The problem is that even miniaturized RI sensors—about the size of a coin—tend to be larger than many applications can accommodate. That’s what a team from the University of Michigan hopes to change by using the laser emission from a nanowire excited by an optical source. Its efforts are described in great detail, along with extensive references, in the paper “Refractive index sensing based on semiconductor nanowire lasers.”
At the core of the design in a 204-nm diameter, 15-μm long cadmium sulfide (CdS) wire that functions as an optical cavity (Fig. 1). The high refractive index of the nanowire causes impinging light to be reflected at the end facet with high reflectivity factor and guided along the nanowire. This arrangement forms a Fabry-Perot cavity which, in turn, is a source of lasing action when it is excited by an external light source. The resulting laser wavelength depends on the refractive index of its surroundings. By measuring the wavelength of the laser output, the refractive index of the liquid in which the nanowire is immersed can be determined.

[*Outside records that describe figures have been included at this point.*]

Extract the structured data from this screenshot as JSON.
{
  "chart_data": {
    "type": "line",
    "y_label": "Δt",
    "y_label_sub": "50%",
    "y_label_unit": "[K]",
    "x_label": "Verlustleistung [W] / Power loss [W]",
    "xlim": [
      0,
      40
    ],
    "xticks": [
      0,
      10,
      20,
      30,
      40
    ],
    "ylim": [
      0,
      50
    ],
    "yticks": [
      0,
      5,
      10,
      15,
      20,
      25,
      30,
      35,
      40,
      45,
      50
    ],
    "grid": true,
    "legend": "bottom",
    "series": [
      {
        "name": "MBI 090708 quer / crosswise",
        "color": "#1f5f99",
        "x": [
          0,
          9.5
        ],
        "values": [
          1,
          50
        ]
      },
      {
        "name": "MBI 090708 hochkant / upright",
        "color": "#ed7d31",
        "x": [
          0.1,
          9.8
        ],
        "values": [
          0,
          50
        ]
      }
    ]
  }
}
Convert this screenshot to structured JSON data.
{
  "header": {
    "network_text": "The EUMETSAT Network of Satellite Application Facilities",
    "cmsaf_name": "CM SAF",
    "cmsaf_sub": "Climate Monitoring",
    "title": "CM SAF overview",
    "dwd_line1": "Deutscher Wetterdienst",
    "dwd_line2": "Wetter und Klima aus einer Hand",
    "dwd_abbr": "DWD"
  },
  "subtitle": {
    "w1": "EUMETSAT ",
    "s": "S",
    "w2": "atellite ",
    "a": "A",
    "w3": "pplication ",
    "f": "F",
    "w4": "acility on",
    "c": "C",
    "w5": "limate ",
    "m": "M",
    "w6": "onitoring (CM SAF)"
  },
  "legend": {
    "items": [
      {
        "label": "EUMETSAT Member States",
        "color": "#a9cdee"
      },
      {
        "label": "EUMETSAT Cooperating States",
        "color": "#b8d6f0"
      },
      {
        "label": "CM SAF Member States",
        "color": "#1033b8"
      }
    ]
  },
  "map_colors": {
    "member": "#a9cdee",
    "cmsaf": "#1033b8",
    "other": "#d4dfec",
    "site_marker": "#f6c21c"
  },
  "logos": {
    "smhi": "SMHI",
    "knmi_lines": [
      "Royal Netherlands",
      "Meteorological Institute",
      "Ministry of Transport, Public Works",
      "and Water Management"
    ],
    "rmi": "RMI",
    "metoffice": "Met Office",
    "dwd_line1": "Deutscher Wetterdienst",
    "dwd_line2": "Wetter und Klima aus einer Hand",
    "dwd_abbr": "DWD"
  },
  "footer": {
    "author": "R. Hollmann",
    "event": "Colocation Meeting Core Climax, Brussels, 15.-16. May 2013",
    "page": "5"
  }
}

Fabrication uses a semiconductor-like process, with the CdS nanowire (refractive index n = 2.67) grown on a silicon-wafer substrate using a chemical-vapor transport process. The nanowires are next deposited directly on a silica cover glass, which is then exposed to low-pressure plasma. This plasma treatment is needed to ensure that the nanowire is immobilized on the glass surface, which is functioning for experiments in the liquid environment.
In tests, the nanowire was immersed in a mixed solution of ethanol and toluene with volume ratios of 10:0, 9:1, 8:2, and 7:3, corresponding to refractive indices of 1.365, 1.379, 1.393, and 1.407, respectively. The nanowire was excited by a pulsed optical parametric oscillator (5-ns pulse width, 20-Hz repetition rate, 479-nm wavelength). The pumping beam was focused using a 50× objective lens with a focal spot size of 60 µm. Figure 2 shows the resultant lasing spectra for each refractive index, all using the same excitation energy density of 4 µJ/mm2.
The tests also show that the wavelength effect is very sensitive. For example, there was a significant and measurable “red shift” from 504.35 nm to 505.23 nm when the refractive index increased from 1.365 to 1.407. Further analysis of the data, based on the 0.22-nm linewidth of the lasing peak and other factors, shows an overall figure of merit (FOM) of 96 for this design. Not only is this a 24× improvement over recently published results using a resonant-scattering approach, but the semiconductor nanowire sensor is less complicated to fabricate. It can be “internalized” into living cells and sense their individual refractive indices.